In our garden we have some polished spheres made of stainless steel. I like to look at them and to see the distorted images of the surrounding. The straight lines of the house and tree trunks become graceful curves. Polished cylinders and pyramids with a circle base make too interesting reflected images. But with a computer we can make even more kinds of anamorphic images. Most of them could not be the result of physical optics.
To get anamorphic images I do similarly as for the kaleidoscopes. For every pixel of the anamorphic picture I have a pair of (x,y)-coordinates. They give the place in the original image, where the color for this pixel has to be read out. First, the coordinates are set equal to the place in the anamorphic picture. Then I apply mappings of the plane to the coordinates. This results in the anamorphosis.

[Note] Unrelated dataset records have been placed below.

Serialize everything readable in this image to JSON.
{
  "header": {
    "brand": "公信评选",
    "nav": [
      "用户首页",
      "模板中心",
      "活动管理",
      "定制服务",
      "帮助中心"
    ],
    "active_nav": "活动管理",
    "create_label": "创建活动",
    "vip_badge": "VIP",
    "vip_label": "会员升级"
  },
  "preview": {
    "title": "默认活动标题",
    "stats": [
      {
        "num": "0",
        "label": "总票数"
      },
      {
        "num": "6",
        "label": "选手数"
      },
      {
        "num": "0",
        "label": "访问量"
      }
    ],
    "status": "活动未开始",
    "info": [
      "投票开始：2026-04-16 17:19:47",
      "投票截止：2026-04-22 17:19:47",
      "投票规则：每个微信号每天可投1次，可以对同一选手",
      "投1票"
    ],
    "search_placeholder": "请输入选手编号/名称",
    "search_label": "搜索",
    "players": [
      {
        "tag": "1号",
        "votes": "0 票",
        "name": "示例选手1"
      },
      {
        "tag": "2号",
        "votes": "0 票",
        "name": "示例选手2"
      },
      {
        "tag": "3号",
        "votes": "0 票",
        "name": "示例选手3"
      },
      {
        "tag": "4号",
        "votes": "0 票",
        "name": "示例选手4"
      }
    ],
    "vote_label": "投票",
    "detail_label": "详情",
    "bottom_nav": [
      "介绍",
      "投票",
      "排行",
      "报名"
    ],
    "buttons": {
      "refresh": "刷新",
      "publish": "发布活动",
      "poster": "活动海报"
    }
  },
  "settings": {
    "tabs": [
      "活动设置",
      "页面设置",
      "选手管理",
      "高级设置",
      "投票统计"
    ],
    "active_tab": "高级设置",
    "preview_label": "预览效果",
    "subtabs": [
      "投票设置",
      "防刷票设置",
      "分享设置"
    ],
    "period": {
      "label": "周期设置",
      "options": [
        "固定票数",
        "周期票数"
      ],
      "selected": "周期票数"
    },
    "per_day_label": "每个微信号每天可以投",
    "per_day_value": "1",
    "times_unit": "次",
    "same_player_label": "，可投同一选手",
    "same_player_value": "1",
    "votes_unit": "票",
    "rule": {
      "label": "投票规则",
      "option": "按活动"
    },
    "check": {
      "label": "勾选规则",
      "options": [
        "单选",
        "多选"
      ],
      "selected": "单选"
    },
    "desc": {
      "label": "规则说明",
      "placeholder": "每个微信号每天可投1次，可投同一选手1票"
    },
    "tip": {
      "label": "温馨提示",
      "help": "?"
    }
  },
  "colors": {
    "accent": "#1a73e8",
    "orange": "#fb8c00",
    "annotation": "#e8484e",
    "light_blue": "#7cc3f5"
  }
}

We can use this idea to get pictures with n-fold rotational symmetry. Doing similarly as for the kaleidoscope and thus cutting pieces out of the original image and copying would not do well because there would be discontinuous cuts. But a simple anamorphosis does well if we use the mathematics of the post “Fractal surprise from complex function iteration“. We look at the complex number z=x+iy, that corresponds to the coordinates. The n-th power of z results in an n-fold rotational symmetry, as it multiplies the angle between the x-axis and line from the origin and the point (x,y) by n.
Here is an example with three-fold rotational symmetry. I have used a photo of cars in front of our post office. False colors result in:
The strong distortions result in rather amorphous pictures. They have not the rather rigid geometric appeal of the kaleidoscopic images. Instead they are more expressionistic.